In this blog post, we will explore CORS (Cross-Origin Resource Sharing), which is an important mechanism that allows resources (such as fonts, images, scripts, etc.) on a web page to be requested from a different-origin domain. CORS helps in protecting the web application from cross-site scripting attacks and provides controlled access to resources.
What is CORS?
CORS is a security feature implemented in web browsers that allows a web page to make requests to a different domain than the one it originates from. By default, web browsers enforce same-origin policy, which restricts the access to resources from different origins. CORS relaxes this policy by adding HTTP headers to the requests and responses exchanged between the client and server, indicating allowed origins, methods, and headers.
The CORS Flow
-
Preflight Request: When an XMLHttpRequest or Fetch API request is made from a web page to a different-origin domain, the browser first sends a preflight request with the OPTIONS method to check if the server allows the actual request.
-
Server Validation: The server checks the Origin header in the preflight request and verifies if it is allowed to access its resources. It responds with the appropriate CORS headers (Access-Control-Allow-Origin, Access-Control-Allow-Methods, etc.) in the response.
-
Actual Request: If the preflight request is successful, the browser sends the actual request (GET, POST, PUT, DELETE, etc.) along with the relevant CORS headers.
-
Server Response: The server processes the actual request and responds with the requested resource or an error message.

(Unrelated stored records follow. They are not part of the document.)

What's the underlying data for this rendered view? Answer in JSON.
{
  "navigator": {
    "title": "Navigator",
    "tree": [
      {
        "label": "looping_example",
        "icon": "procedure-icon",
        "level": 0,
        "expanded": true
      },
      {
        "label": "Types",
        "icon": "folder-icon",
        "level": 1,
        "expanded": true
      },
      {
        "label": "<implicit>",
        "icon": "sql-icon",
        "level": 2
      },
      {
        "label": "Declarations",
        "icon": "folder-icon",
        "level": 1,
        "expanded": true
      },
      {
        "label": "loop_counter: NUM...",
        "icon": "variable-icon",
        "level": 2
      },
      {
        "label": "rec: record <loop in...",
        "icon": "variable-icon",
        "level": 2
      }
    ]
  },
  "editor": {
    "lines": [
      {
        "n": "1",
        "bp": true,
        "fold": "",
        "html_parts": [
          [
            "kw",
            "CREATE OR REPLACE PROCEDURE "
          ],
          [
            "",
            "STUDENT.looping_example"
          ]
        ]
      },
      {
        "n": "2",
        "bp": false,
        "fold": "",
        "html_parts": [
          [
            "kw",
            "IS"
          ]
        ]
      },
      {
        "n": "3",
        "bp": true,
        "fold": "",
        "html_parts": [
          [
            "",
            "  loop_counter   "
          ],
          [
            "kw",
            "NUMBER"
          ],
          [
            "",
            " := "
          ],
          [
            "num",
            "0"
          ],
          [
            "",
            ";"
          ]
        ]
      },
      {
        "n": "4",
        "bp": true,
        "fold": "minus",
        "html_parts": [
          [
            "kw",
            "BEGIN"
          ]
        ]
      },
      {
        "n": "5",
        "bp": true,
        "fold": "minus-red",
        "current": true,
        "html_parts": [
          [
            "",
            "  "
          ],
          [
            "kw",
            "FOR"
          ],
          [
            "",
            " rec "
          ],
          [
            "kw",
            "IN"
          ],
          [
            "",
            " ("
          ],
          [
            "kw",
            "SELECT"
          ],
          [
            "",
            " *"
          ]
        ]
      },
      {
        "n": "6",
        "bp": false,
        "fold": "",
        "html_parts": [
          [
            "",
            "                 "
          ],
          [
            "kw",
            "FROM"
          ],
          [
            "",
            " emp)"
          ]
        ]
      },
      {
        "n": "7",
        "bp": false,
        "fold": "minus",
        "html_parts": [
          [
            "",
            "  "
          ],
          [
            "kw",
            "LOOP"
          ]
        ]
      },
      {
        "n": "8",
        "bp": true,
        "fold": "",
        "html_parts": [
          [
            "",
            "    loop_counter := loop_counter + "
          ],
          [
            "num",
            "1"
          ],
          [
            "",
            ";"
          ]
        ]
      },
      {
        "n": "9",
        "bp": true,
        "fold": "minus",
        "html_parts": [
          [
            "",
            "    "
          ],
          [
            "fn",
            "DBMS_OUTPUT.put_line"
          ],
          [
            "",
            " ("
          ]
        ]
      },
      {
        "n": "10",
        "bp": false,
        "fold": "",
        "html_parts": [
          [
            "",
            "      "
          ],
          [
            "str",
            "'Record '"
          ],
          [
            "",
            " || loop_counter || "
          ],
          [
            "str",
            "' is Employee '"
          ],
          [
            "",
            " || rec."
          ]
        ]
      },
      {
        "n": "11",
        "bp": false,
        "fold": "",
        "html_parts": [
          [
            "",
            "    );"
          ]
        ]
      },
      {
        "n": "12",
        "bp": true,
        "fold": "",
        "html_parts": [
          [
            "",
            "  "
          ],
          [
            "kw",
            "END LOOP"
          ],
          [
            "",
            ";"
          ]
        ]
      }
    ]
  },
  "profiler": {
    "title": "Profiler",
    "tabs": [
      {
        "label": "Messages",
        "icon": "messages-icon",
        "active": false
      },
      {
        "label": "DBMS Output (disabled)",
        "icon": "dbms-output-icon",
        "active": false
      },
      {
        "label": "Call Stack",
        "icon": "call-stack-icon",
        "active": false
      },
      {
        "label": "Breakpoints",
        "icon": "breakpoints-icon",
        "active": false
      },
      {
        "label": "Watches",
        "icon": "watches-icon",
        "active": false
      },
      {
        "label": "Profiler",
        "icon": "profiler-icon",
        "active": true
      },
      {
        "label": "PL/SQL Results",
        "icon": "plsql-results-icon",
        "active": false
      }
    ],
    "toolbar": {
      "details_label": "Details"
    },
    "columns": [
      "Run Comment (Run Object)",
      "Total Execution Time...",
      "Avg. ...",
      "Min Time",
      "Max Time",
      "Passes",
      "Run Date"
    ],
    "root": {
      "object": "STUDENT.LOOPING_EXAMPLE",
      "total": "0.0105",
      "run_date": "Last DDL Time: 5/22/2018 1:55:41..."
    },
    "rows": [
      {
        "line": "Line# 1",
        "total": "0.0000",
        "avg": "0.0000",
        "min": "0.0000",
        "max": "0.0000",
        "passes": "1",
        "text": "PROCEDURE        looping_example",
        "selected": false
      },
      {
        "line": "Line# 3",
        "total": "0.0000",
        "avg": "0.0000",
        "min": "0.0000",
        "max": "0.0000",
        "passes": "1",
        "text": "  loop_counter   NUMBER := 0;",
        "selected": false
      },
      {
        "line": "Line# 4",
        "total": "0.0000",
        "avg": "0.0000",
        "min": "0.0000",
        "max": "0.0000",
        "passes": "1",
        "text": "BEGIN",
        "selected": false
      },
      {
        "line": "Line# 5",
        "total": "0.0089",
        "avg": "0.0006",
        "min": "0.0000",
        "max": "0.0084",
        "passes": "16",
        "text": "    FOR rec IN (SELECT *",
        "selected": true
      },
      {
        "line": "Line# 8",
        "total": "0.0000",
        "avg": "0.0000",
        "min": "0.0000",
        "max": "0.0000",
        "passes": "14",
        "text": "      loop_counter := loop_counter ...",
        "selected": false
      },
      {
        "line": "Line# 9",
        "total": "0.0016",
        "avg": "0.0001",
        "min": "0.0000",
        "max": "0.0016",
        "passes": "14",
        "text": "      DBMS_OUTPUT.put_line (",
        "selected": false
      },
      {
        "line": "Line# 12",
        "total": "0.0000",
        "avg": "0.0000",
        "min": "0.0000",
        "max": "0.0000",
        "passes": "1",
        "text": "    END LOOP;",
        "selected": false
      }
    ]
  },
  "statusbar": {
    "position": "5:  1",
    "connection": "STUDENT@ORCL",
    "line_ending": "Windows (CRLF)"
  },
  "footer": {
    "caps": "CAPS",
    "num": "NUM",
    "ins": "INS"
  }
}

How to Handle CORS Requests in JavaScript?
In JavaScript, we can handle CORS requests using the Fetch API or the XMLHttpRequest object. Here’s an example of making a GET request to a different-origin API using Fetch API:
fetch('https://api.example.com/data', {
method: 'GET',
mode: 'cors',
credentials: 'same-origin'
})
.then(response => response.json())
.then(data => {
// Process the received data
console.log(data);
})
.catch(error => {
console.error(error);
});
In the above code snippet:
- The URL
https://api.example.com/data
is the endpoint from a different-origin domain. - The
mode
option is set to'cors'
to enable CORS. - The
credentials
option is set to'same-origin'
to include credentials (cookies, HTTP authentication, etc.) in the request.
CORS Server Configuration
To allow CORS requests on the server side, the backend needs to respond with the appropriate CORS headers. Here’s an example of setting CORS headers in a Node.js Express application:
const express = require('express');
const app = express();
app.use((req, res, next) => {
res.setHeader('Access-Control-Allow-Origin', '*');
res.setHeader('Access-Control-Allow-Methods', 'GET, POST, PUT, DELETE');
res.setHeader('Access-Control-Allow-Headers', 'Content-Type, Authorization');
next();
});
// Define your API routes here
app.listen(3000, () => {
console.log('Server is running on port 3000');
});
In the above code snippet, we set the following headers:
Access-Control-Allow-Origin
: Allow requests from all origins. You can set specific domains instead of ‘*’ to allow requests only from those domains.Access-Control-Allow-Methods
: Specify the allowed HTTP methods (GET, POST, PUT, DELETE, etc.).Access-Control-Allow-Headers
: Specify the allowed request headers.
Conclusion
CORS plays a crucial role in enabling communication between web applications hosted on different origins. It provides a secure way to control resource sharing and protects against unauthorized access. Understanding CORS is fundamental when building web applications that interact with external APIs or resources.
Remember to configure your server-side application to handle CORS requests properly and utilize JavaScript’s Fetch API or XMLHttpRequest to handle CORS requests on the client-side.